CAPÍTULO 27 – UN FRÍO RECIBIMIENTO
Había llegado el día, y confieso que amanecí mucho más inquieta de lo que me acosté la noche antes. Desperté con ese malestar de quien ha pasado la noche en vela y ahora debe levantarse sin apenas haber descansado dos horas. Pensé que era una sensación a la que estaba más que acostumbrada, pero aquel día me hubiera gustado quedarme escondida debajo de las sábanas y dormir el resto del día. Manuela fue la que me despertó, porque Joseline tenía otras tareas durante aquel día.
Llegó a mí con un vestido negro y sencillo, el mismo que había usado para conocer al rey en nuestro viaje hasta la capital. Me pasé una toalla húmeda por el cuerpo y mi compañera me acarició el cuello y los brazos con agua de rosas. Con un paño limpio y húmedo me lavó la cara e hice gárgaras con el mismo agua de rosas con que me perfumaba.
—¿Os mando traer el desayuno o preferís vestiros primero?
—Arregladme, no sé cuándo llegará el duque y no quiero que nos sorprenda en medio del tocador.

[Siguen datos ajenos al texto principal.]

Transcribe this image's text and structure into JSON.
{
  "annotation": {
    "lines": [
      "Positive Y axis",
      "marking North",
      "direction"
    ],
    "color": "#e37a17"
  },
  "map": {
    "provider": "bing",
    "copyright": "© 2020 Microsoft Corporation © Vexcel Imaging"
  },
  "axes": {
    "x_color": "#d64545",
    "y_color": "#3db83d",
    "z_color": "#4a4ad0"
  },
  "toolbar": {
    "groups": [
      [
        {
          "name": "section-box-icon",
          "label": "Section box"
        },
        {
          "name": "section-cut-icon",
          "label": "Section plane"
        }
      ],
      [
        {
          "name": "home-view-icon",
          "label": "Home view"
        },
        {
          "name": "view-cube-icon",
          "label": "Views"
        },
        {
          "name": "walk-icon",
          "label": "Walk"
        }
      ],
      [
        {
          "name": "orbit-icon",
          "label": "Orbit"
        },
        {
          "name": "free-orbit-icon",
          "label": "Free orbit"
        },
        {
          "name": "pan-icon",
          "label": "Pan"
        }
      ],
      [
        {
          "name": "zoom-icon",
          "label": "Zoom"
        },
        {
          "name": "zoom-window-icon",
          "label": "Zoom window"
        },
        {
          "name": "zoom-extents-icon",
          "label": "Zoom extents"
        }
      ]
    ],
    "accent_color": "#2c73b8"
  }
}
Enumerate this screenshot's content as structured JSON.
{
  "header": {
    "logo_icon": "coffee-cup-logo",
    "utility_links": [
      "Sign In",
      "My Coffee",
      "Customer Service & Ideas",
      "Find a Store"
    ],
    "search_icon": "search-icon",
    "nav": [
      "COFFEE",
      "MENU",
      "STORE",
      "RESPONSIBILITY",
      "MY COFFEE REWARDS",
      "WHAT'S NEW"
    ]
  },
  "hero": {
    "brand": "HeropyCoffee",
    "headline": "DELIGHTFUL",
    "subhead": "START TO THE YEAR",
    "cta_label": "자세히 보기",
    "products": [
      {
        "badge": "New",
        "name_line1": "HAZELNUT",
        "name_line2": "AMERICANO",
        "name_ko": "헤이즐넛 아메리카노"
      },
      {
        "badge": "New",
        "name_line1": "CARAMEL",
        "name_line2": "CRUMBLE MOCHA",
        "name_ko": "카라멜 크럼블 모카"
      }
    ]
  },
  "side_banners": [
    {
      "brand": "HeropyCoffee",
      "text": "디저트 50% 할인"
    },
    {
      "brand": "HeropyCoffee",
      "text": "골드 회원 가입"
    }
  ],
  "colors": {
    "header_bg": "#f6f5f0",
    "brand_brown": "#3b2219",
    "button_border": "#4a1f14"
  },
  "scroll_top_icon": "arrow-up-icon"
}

—Bien, llamaré a las demás.
Cuando el resto de mis damas llegaron al tocador todas se afanaron en vestirme y peinarme. Lo hicieron tan perfectamente como habían aprendido durante años. Pero por una vez no tuvieron que soportar mis quejas y mis murmuraciones. Todo debía estar perfecto.
Cuando era pequeña y mi madre aún vivía, visitamos una vez un pequeño teatro que había en la capital donde se desarrollaba una obra de teatro. No recuerdo bien qué estaban representando, pero desde ese momento, mi madre hizo llegar a palacio multitud de artistas para que nos interpretasen las obras del momento. Algunas divertidas, que sacaban carcajadas a mi hermana, y otras más tristes que a mi madre le hacían saltar las lágrimas. Pero lo que yo más disfrutaba era colarme con mi hermana en los vestuarios que habían habilitado para los actores y verlos maquillarse, y vestirse, con ojos concentrados y miradas ausentes, mientras se adentraban en las intrincadas mentes de sus personajes.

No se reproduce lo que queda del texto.